Williams was eventually reinstated, in September 1993. Today, according to someone close to the matter, the case file is nowhere to be found, although it would ordinarily have been marked “indicated” to signify that it merited further attention—a potential red flag in allowing someone to adopt children.
This case stinks.
I also read some of the reviews for this book: Mia & Woody: Love and Betrayal by Kristine Groteke and Marjorie Rosen (May 1994)
It was written by one of the baby-sitters who was there. Can’t know if what she says is true, but it seems she provides a lot of information about the family.

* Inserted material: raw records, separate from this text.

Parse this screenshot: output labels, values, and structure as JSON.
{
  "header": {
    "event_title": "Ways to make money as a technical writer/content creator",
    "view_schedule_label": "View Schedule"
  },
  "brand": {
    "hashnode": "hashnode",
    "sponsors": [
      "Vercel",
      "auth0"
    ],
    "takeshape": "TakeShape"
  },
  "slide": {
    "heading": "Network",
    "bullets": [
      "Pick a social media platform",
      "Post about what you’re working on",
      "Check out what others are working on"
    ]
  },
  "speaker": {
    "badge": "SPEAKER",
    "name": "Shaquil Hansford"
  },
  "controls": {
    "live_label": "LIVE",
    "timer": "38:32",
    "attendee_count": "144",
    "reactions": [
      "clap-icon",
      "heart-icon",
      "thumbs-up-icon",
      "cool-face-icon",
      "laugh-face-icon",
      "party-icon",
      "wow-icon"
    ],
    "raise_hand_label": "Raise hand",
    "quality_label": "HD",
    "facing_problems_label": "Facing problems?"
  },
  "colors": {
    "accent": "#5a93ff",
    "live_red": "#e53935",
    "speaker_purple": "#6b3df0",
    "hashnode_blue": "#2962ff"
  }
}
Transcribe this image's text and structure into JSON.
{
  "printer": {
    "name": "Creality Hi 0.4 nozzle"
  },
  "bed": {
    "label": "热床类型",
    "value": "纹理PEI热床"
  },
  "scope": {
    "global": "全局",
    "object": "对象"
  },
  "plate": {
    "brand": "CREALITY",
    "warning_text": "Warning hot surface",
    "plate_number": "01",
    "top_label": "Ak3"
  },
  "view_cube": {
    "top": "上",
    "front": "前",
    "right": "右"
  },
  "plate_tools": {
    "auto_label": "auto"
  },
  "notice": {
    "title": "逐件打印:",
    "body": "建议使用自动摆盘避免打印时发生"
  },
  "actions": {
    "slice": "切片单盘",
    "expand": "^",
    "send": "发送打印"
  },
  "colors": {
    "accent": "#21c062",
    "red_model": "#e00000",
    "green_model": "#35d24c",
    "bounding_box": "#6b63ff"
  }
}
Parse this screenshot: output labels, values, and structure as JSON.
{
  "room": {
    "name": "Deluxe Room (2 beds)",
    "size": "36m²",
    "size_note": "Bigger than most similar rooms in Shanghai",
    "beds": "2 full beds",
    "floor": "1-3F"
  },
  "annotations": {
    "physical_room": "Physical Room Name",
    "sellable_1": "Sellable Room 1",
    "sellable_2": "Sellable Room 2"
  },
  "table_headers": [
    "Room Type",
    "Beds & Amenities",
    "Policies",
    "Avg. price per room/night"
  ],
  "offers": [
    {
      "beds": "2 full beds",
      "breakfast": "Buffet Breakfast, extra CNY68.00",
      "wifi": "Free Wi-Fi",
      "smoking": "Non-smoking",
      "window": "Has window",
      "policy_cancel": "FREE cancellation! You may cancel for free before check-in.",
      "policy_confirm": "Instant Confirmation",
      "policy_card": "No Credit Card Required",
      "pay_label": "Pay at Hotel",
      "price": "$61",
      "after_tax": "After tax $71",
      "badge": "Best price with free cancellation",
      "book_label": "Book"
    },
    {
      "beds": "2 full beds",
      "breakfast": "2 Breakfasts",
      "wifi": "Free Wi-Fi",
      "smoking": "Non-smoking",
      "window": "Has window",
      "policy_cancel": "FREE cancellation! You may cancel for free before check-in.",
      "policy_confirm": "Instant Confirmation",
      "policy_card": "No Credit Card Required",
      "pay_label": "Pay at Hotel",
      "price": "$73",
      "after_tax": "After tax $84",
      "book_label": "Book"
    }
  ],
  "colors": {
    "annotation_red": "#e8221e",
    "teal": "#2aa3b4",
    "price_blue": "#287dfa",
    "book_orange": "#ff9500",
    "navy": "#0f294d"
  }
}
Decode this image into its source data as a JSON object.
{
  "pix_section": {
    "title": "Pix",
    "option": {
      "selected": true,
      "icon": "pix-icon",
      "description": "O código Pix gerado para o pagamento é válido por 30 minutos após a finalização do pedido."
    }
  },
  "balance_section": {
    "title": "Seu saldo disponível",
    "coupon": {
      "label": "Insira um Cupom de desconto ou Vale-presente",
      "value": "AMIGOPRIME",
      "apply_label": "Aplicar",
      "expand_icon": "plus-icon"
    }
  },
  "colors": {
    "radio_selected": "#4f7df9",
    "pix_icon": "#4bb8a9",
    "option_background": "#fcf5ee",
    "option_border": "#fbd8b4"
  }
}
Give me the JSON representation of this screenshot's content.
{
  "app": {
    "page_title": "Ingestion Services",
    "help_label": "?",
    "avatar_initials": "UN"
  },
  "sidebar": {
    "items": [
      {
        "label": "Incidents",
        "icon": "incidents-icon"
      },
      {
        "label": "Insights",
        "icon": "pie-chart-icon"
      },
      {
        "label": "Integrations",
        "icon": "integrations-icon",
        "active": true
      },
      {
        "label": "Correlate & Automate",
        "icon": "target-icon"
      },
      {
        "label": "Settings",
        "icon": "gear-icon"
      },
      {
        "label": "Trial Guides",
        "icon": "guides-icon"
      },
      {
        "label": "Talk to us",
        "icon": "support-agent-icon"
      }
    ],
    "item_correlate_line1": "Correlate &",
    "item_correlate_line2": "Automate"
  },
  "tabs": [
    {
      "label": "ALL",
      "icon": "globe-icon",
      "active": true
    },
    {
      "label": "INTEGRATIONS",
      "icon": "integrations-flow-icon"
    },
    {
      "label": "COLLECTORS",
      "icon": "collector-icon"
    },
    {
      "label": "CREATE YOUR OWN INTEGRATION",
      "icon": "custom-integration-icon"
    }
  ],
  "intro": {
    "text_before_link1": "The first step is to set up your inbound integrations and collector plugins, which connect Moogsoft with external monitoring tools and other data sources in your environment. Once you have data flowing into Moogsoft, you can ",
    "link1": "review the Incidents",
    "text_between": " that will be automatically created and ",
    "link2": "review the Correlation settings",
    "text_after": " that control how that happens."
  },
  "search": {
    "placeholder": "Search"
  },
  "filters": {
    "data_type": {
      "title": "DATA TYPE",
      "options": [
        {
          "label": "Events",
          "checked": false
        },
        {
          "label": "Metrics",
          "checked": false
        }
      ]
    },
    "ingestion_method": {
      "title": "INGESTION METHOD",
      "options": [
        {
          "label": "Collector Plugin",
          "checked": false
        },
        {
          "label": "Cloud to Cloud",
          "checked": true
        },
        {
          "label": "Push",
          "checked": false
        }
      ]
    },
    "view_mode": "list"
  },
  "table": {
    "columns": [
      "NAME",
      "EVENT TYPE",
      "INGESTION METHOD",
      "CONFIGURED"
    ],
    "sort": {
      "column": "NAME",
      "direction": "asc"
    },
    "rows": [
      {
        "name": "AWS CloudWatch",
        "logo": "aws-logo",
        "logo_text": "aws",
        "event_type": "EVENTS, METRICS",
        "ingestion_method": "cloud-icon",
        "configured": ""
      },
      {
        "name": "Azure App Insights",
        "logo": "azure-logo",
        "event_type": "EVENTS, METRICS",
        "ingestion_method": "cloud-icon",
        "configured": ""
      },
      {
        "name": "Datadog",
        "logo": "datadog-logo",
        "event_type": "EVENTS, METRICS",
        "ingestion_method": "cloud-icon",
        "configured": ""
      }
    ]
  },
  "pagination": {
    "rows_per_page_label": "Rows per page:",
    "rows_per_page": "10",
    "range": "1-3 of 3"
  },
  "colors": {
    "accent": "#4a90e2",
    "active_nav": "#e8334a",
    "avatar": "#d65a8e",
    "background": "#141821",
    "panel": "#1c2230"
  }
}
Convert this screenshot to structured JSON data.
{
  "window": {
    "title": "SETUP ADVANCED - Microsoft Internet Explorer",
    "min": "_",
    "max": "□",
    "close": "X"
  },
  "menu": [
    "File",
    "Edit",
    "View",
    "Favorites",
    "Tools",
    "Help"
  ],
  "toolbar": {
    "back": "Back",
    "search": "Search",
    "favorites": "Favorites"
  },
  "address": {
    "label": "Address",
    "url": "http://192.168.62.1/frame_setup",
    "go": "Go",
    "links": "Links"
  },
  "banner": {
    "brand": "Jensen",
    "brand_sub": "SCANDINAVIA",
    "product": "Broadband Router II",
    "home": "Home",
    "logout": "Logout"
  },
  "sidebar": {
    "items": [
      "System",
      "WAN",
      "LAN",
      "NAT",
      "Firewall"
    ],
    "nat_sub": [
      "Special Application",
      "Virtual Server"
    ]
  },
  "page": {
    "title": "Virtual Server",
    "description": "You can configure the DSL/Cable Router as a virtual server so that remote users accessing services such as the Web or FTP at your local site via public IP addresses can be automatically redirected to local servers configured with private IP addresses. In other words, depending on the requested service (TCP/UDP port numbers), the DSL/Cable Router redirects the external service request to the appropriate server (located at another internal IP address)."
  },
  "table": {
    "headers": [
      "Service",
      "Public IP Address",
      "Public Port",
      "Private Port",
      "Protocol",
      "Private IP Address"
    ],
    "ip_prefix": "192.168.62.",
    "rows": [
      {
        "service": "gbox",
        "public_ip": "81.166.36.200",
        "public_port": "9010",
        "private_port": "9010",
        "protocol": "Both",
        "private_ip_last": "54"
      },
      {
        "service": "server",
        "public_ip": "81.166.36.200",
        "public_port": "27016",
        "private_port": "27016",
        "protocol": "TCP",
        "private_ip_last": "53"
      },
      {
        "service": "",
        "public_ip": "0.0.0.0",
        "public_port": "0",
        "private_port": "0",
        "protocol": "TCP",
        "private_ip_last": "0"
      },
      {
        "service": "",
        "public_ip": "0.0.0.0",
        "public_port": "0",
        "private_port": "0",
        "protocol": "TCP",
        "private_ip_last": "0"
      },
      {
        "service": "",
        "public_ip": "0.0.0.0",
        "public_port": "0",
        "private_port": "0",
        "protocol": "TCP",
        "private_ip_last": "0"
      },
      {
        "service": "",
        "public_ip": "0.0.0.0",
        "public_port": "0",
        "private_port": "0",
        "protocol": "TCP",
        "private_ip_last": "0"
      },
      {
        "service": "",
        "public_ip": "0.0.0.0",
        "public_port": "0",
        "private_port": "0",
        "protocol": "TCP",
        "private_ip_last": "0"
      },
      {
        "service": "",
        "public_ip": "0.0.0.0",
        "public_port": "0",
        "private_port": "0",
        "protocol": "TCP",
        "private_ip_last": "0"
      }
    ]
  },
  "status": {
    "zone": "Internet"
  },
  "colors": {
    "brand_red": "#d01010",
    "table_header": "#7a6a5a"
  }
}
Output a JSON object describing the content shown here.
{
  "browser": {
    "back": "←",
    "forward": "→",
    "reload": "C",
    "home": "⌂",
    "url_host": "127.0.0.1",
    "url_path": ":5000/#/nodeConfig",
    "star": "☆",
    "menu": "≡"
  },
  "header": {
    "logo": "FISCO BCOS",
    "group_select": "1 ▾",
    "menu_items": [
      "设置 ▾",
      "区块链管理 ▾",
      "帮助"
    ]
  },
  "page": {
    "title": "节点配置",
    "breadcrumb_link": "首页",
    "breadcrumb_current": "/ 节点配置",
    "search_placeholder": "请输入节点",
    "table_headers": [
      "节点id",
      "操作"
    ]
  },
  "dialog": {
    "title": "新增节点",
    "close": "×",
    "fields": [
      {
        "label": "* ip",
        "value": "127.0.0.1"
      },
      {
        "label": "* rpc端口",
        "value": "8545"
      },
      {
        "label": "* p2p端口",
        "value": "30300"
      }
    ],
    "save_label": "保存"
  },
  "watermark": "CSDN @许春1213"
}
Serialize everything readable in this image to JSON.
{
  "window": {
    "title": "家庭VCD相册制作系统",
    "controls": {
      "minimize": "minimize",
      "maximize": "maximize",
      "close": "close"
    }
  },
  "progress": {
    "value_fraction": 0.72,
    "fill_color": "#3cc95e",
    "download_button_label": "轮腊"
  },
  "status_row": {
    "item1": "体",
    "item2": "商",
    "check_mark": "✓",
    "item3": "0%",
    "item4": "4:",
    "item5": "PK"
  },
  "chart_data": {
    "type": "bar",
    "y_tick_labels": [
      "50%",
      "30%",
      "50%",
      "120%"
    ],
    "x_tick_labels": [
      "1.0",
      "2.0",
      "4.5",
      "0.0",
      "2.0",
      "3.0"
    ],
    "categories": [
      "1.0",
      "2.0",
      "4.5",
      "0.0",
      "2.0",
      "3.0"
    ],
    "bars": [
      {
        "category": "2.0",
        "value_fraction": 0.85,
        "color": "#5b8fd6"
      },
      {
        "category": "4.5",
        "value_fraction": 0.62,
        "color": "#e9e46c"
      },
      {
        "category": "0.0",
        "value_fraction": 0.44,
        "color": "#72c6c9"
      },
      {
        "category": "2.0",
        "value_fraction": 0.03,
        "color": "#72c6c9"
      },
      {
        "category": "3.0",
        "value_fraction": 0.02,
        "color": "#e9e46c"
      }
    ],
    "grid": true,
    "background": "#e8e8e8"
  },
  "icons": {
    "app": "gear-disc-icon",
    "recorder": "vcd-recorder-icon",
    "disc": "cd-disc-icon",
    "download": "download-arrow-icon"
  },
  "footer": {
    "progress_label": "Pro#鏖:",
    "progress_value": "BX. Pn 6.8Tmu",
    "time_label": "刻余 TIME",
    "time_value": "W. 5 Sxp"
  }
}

From Booklist: “It’s Woody and Mia as seen through the eyes of their children’s baby-sitter. No, it’s not a segment of A Current Affair; in fact, it’s several notches above that. Still, the topic being what it is, readers will want answers to questions like, What is he, nuts? or What is she, nuts? Groteke actually delivers at least some of the goods we’ve all been waiting for. Here’s the background: just before the scandal broke, Groteke, a Connecticut neighbor of Farrow’s, came to spend the summer as a nanny. Over the next several years, she became both friend and confidante to Farrow; thus, while her manuscript was not vetted by the actress, it does tell her side of it. Groteke, however, tries to be fair to Allen. She does not presume to say whether he molested his adopted daughter, Dylan, but she does describe what happened on the day when the alleged abuse took place, and she also comments on Allen’s fawning devotion to Dylan (to the exclusion of his son, Satchel). The details of those horrific months when Farrow’s family was torn apart and relentless reporters dogged their every step make for fascinating reading. Groteke’s account of the custody hearing itself proves especially interesting, as does the appendix, which reprints Judge Wilk’s entire judgment, devastating in its opinion of Allen. There are surprises here, too. For instance, we learn that even after Farrow found the nude pictures of Soon-yi, she still continued to see Allen, have dinner with him, and speak constantly with him on the phone. When Groteke asks how Farrow could have stayed with him even before the Soon-yi affair, considering he verbally attacked her, wanted nothing to do with her children, and refused to marry her, Farrow talks about Allen’s brilliance and how superior she felt him to be. So maybe they were both nuts. Ilene Cooper”
Actually calling them “nuts” is a total cop-out, calling them “nuts” doesn’t hold them morally accountable for anything. Who cares if they were nuts? They were trash of people in many ways, with deeply warped ideas about sexuality and relationships, apparently some of which were criminal.
And the other thing is: the “Annie” who wrote the NYT comment speaks as if she has read the files. Not only that, she speaks in the present tense: “Her names everywhere in the NYC files.” Like if she had just read the files, you know, as if she has a copy. Maybe it’s just a matter of how she expressed herself. Or perhaps someone still has the files.